As with so much of what the Meddler said, this invited questions, but none of them were in the mood to play that game. Laria—like all the residents of the Nexus Islands—knew a few things about the Meddler, including how untrustworthy some legends said he could be. Still, he had saved Arasan’s life, and had been a good friend to Laria herself. Did the Meddler’s past actions mean he had deserved to die or to be restricted to existing only as a bodiless spirit?

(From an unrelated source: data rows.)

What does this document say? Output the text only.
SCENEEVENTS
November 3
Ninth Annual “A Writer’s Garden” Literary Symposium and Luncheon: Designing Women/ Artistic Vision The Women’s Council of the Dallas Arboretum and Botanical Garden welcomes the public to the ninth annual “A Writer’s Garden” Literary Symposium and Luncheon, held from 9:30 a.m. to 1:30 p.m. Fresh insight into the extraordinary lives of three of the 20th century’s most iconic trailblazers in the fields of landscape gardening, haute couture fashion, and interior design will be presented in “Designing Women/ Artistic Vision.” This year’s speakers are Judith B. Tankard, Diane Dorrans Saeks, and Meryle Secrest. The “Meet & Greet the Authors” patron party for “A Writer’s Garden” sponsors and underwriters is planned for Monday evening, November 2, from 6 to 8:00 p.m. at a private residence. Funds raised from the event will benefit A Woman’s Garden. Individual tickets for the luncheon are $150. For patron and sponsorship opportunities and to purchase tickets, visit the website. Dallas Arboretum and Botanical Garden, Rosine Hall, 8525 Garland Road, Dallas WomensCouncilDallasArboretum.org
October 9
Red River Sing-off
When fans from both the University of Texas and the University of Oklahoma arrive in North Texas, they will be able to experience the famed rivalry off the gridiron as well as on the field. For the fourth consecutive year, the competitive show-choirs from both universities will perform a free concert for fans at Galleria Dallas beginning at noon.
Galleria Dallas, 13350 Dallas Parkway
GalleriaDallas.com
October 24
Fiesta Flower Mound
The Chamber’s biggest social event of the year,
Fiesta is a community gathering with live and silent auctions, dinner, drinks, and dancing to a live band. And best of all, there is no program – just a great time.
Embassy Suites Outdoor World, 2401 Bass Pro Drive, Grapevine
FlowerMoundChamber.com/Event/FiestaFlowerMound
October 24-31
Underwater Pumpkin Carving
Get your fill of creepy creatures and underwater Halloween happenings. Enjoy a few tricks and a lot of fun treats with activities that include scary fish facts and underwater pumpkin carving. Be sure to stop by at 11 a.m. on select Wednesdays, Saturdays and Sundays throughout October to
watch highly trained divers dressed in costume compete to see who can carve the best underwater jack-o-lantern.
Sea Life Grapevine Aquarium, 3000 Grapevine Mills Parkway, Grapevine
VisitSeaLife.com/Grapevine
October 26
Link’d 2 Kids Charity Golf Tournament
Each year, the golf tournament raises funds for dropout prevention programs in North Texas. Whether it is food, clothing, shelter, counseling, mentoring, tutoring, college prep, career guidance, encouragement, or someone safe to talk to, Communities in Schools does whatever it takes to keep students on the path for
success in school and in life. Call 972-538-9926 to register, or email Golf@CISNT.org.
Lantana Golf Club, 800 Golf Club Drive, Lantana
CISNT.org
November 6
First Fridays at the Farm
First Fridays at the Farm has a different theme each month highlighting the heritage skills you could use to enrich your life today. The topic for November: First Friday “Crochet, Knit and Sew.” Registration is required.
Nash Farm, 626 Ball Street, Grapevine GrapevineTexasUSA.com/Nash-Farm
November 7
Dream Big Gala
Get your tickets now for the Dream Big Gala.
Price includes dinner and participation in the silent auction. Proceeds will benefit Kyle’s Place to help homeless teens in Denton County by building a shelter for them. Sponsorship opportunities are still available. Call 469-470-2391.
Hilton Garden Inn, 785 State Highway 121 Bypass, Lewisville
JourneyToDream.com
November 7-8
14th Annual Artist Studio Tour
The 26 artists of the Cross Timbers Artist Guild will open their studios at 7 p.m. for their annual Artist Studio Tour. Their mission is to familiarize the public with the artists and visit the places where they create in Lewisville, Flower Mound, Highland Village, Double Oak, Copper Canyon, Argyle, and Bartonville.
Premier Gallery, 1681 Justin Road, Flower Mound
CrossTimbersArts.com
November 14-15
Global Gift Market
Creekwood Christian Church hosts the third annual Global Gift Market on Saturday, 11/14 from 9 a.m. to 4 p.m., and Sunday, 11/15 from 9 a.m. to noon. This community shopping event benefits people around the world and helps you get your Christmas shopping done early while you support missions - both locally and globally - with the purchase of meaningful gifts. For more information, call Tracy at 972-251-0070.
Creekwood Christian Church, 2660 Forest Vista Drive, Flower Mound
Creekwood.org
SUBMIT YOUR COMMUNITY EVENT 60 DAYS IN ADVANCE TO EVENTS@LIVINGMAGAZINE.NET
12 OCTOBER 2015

Not for the first time, Laria remembered her father, the terrible wound in his side, his blood spilling over her as she held him, baptizing her with the terrific force of his struggle to live. Ollaris hadn’t wanted to die but, in the dark hours when she was awakened by nightmares, Laria wondered… Would her father have wanted to live if that meant sharing his body with another, especially if that other was as chancy an individual as the Meddler? Had Arasan known what he was letting himself in for? Was he regretting his being given this chance at life even now? At first Arasan had been so passive that it was easy to overlook that two spirits, not one, inhabited the body, but of late he had become more assertive. Was he only trying to have an equal voice in the partnership, or did he hope to dominate?
“I wonder,” Arasan said, holding up his lantern for a better look at the shining walls that surrounded them, “why the people who built this went to all this trouble? First they sealed the gate, draining all its magical energy down to just a fizz. Then they built this building around it. I’d swear the building was constructed later. Why didn’t they just destroy the gate? It wouldn’t be easy—breaking apart magically enhanced solid stone structures never is—but hardly impossible.”

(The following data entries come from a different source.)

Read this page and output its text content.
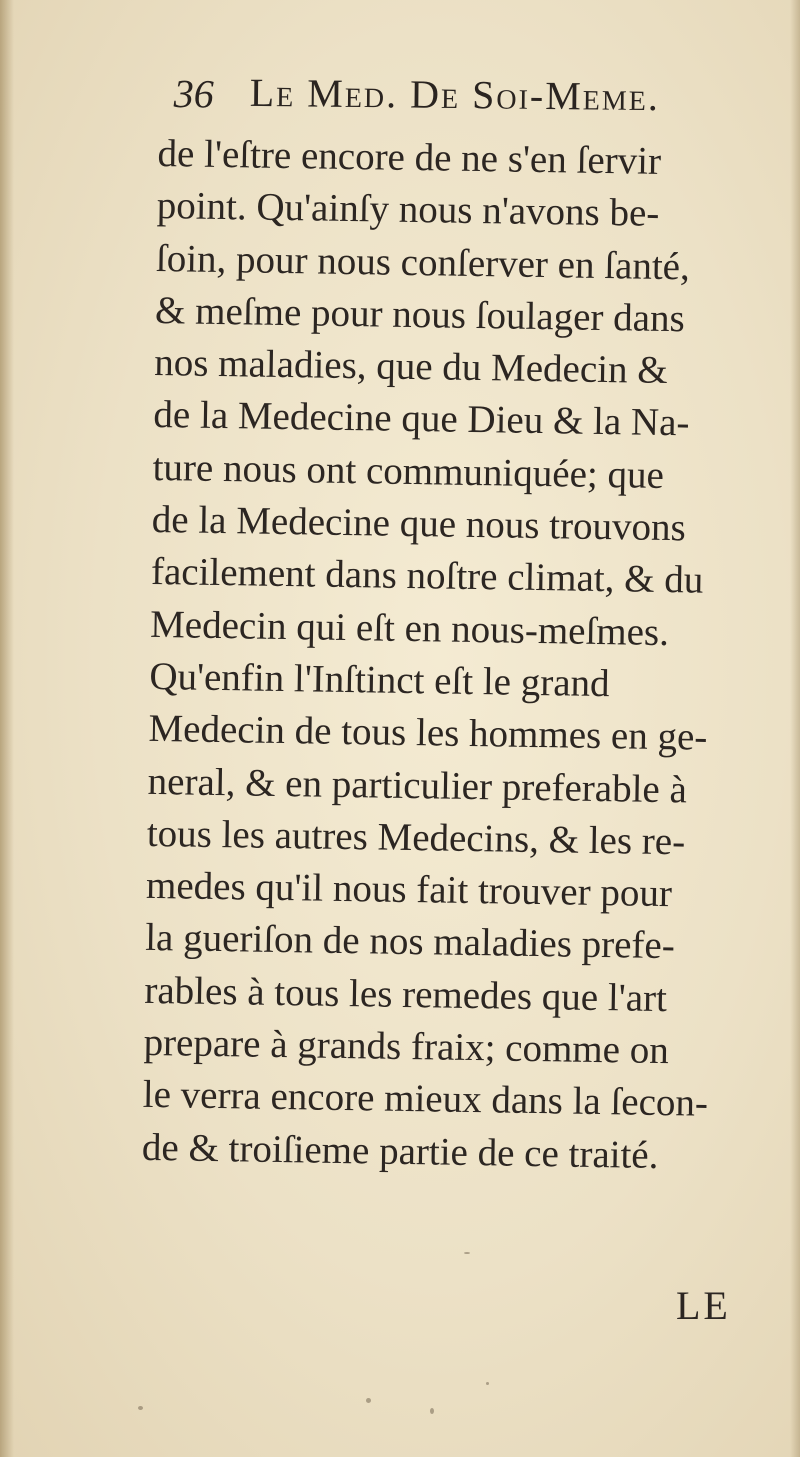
36 Le Med. De Soi-Meme.
de l'eſtre encore de ne s'en ſervir
point. Qu'ainſy nous n'avons be-
ſoin, pour nous conſerver en ſanté,
& meſme pour nous ſoulager dans
nos maladies, que du Medecin &
de la Medecine que Dieu & la Na-
ture nous ont communiquée; que
de la Medecine que nous trouvons
facilement dans noſtre climat, & du
Medecin qui eſt en nous-meſmes.
Qu'enfin l'Inſtinct eſt le grand
Medecin de tous les hommes en ge-
neral, & en particulier preferable à
tous les autres Medecins, & les re-
medes qu'il nous fait trouver pour
la gueriſon de nos maladies prefe-
rables à tous les remedes que l'art
prepare à grands fraix; comme on
le verra encore mieux dans la ſecon-
de & troiſieme partie de ce traité.
LE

Laria knew what had led Arasan’s thoughts in this direction. Ever since the current government had taken control of the Nexus Islands, a systematic effort had been made to learn where each and every gate went. The gate that had brought them here was the first they had found which had been sealed not only on the Nexus Islands’ side, but on this side as well. Not merely locked—that wasn’t uncommon—but sealed so as to make it all but useless. If they had really wanted to stop the gate from being used, it would have been smarter to break it.

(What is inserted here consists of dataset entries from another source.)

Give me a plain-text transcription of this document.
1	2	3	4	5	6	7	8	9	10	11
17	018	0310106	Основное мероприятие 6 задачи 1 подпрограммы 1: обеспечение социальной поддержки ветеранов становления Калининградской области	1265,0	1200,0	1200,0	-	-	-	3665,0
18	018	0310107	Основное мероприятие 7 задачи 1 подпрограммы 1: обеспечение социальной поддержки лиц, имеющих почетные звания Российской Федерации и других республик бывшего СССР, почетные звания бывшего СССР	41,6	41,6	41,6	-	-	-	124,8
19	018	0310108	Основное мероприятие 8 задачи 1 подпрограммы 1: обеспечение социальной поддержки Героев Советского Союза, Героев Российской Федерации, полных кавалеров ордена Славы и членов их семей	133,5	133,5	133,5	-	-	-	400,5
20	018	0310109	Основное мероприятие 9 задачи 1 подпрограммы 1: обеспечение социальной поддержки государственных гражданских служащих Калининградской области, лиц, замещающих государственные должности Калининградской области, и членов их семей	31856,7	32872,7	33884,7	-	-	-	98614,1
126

“But,” Arasan continued, “if we hadn’t had not only the Nexus Islands’ library to draw on but also those of the allied Old World nations…”
“And myself and Virim to offer some inspired suggestions,” the Meddler interrupted.
“…we probably would not have made it through. Maybe the locals thought they were safe enough.”
Laria swallowed a sigh. “But we did force the seal and here we are,” she said firmly. “What I’m worried about is whose land we’re in and how whoever sealed this gate with such care is going to feel about our showing up. I wonder if we’ve triggered an alarm?”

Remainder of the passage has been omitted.